The second, much larger group of patients, are primarily interested in longterm relief of serious physiological problems. These patients suffer from conditions such as chronic pain, glaucoma, and diabetes, as well as autoimmune disorders — lupus, rheumatoid arthritis, multiple sclerosis, and chronic fatigue syndrome. For these patients, the oral route of administration —in which cannabis passes through the digestive tract and is broken down by the liver— is of great benefit.
One of THC’s metabolites (compounds to which it is transformed in the liver), 11-hydroxy, is now known to be four times more potent than THC itself, and has an effective half-life of approximately eight hours. The longer duration of effect makes oral cannabis preferable for those who are using it to treat sleep disorders.
Just as patients using smoked cannabis learn to inhale as needed to achieve and maintain their desired effect, patients who use oral cannabis can employ an analogous titration process. I advise figuring out what amount of a given edible preparation — say, an olive-oil extract— will bring on the desired effect without over-sedation. This is termed the “loading dose.” By determining how long it takes for the effect to come on and begin to wear off, patients can schedule a subsquent “maintenance dose” to keep on an even keel.
The sedation that may be perceived as a negative side effect during waking hours is precisely the effect that chronic pain patients and others require for a good night’s sleep.

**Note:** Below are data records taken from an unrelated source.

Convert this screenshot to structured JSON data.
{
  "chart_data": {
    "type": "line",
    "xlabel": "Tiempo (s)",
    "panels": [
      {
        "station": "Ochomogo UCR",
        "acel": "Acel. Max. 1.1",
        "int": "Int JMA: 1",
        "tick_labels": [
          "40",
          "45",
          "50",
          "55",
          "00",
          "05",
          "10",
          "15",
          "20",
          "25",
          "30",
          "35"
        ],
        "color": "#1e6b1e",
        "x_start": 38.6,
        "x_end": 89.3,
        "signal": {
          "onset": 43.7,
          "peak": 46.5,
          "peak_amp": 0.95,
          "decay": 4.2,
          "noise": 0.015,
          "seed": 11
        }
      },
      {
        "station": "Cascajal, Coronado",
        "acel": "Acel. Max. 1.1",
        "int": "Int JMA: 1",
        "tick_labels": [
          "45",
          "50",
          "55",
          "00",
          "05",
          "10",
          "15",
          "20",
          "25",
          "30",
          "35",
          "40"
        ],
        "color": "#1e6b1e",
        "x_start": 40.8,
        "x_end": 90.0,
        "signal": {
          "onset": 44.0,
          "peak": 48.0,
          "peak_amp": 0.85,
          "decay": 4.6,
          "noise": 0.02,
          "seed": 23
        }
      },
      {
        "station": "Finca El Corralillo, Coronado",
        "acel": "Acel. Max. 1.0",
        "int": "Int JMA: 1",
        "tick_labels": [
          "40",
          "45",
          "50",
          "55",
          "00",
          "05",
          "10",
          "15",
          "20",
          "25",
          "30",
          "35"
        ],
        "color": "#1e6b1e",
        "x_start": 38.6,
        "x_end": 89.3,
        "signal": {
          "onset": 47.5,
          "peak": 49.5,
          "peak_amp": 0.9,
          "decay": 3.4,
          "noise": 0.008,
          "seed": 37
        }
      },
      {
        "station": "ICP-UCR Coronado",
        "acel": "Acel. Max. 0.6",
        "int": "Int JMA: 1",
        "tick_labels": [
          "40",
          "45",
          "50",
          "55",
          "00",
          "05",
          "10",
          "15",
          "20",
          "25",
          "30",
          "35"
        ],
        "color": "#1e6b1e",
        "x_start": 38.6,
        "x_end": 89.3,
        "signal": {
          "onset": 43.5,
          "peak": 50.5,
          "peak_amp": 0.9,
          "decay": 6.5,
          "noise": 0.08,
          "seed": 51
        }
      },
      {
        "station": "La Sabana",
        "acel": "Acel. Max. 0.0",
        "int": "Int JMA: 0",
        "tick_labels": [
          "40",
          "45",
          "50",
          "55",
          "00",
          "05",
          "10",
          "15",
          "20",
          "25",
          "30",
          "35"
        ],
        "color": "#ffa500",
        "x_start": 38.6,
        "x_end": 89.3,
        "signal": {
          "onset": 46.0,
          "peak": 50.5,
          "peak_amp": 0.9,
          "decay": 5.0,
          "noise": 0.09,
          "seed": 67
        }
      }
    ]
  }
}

Given the appropriate strain and dosage, cannabanoids can exert their effects for close to eight hours —adequate sleep for most patients— eliminating the need for a maintenance dose in the middle of the night.
In summary: both higher levels of cannabinoids in the blood and longer-lasting, more effective doses may be achieved by using oral marijuana in chronically ill patients.
Prohibitionist policies have limited research by preventing growers from developing strains in which cannabinoids other than THC predominate. CBD (cannabidiol) is said to have more sedative properties.